Terdapat 10 proyek non-tender. Di tahun 2019, terdapat 6 proyek. Pertama, peningkatan saluran berjumlah satu (proyek); Kedua, jasa konsultasi berjumlah tiga –satu berbentuk supervisi atau pengawasan; Ketiga, penataan dan pemeliharaan taman berjumlah satu; Keempat; perbaikan jalan berjumlah satu.
Di tahun 2020 sendiri, terdapat 4 proyek. Pertama, jasa konsultasi berjumlah satu (proyek); Kedua, peningkatan jalan berjumlah satu; Ketiga, pemeliharaan taman berjumlah satu; Keempat, drainase u–ditch berjumlah satu –bisa dikatakan peningkatan saluran.
Dari data non-tender praktis hanya satu proyek yang merupakan peningkatan jalan di Wibawa Mukti –khususnya Jatisari- akan tetapi proyek detail nya tidak jelas, dan tidak dapat diketahui hasilnya.
Selain itu, ada perbaikan jalan di tahun 2019 untuk kelurahan Jatirangga pada Jalan Raya Wibawa Mukti. Di mana perbaikan tersebut berada di ujung jalan Wibawa Mukti yang bukan merupakan daerah macet.

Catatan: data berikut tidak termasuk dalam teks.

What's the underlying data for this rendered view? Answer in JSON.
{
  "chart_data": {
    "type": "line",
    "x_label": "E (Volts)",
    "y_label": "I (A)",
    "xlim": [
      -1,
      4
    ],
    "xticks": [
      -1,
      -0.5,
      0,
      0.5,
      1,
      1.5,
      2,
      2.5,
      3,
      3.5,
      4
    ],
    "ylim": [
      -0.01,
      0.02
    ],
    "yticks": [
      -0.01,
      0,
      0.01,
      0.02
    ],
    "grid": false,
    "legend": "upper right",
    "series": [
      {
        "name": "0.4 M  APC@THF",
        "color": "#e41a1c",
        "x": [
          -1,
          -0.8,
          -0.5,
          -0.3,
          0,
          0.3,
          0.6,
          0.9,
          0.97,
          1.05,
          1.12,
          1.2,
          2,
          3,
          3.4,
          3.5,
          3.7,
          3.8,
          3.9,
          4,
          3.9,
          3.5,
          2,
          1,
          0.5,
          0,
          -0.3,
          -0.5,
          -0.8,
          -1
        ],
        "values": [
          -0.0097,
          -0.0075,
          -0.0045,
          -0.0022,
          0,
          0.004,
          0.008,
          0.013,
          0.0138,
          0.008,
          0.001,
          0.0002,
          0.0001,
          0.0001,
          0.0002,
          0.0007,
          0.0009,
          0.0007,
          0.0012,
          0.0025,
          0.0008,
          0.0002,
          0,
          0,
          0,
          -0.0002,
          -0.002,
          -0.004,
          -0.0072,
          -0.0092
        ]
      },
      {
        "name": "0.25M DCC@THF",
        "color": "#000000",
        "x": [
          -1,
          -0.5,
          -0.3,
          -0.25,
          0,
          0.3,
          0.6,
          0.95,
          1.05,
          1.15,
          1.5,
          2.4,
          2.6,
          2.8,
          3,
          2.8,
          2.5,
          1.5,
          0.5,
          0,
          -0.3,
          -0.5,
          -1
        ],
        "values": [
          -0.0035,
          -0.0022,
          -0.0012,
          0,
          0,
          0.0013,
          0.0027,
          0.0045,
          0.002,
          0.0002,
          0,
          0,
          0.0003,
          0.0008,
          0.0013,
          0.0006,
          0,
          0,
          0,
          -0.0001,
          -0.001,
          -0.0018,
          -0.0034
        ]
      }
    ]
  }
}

Untuk mengkonfirmasi kebenaran dokumen tersebut, beserta isinya. Jurnalis Kebijakan.co.id telah menghubungi Dinas Tata Ruang Kota Bekasi melalui surat elektronik resmi dan mengirimnya langsung, namun belum kunjung mendapat balasan.
Pembangunan yang Tidak Terintegrasi
Terlihat jelas, ketika rencana pembangunan pusat pertemuan atau titik temu –antara industri, kendaraan umum, jalan tol, kendaraan massa, tempat kuliner rekreasi, sekolah- tanpa membangun jalan raya yang besar dan layak, adalah sebuah kesalahan.
Jalan Raya Wibawa Mukti adalah salah satu contohnya.
Terdapat kisah yang diceritakan oleh A (informan yang tidak ingin diberitahukan identitasnya) yang tinggal di salah satu kantung perumahan di Jalan Raya Wibawa Mukti.
Berlokasi di belakang rumahnya, yang merupakan jalan kecil –hanya cukup satu mobil serta jalannya rusak- akan tetapi terdapat tanah kosong cukup besar. Secara tiba-tiba tanpa sepengetahuannya ingin dibangun satu universitas atau sekolah tinggi kesehatan serta sekolah tingkat kanak-kanak hingga menenangah.
Sebabnya tidak ada pemberitahuan, tanah tersebut berada di luar kompleknya, akan tetapi berada tepat di belakang rumahnya.
Peristiwa seperti ini, bukan berarti menolak pembangunan, akan tetapi pembangunan yang serampangan ditambah kondisi jalan nya tidak mendukung –baik jalan besar atau jalan kecil-, hanya akan menambah masalah.
Secara angka, di Jalan Raya Wibawa Mukti melintasi kurang lebih 21 Sekolah –baik itu sekolah tingkat kanak-kanak hingga tingkat universitas. Angka sekolah tersebut belum dihitung dengan sekolah yang berada di dalam kantung perumahan atau komplek-komplek –hanya yang berada di pinggir jalan yang melihatkan plangnya.
Selain itu, terdapat kantung perumahan besar –yang terdiri lebih dari satu Rukun Warga (RW)- sebanyak 6. Angka tersebut belum termasuk kantung perumahan kecil, seperti kavling-kavling atau klaster–klaster –yang terdiri dari satu Rukun Warga atau bahkan hanya satu Rukun Tetangga- yang sudah semakin menjamur –berada di mana-mana.
Serta kampung-kampung masyarakat yang konon sudah lebih lama tinggal di Jatiasih.
Setelah perumahan terdapat pabrik-pabrik -baik pabrik yang membutuhkan gudang beserta truk besar yang panjangnya memotong seluruh badan jalan ketika keluar masuk atau pabrik yang digunakan sebagai tempat produksi barang yang juga memiliki truk-truk sedang.
Tercatat terdapat 30 pabrik -dan gudang- yang berdiri sepanjang jalan Raya Wibawa Mukti, 3 di antaranya kosong atau sedang dijual gudangya –perhitungan ini masih kasar hanya berdasar kepada pintu keluar masuk pabrik. Ditambah 2 ‘gudang’ perusahaan bus, tempat parkir bus sebelum pergi berkelana.
Tak jarang, truk besar dari gudang tersebut juga membuat rusak Jalan Raya Wibawa Mukti yang memang ditunjukan untuk minibus dan kendaraan roda dua.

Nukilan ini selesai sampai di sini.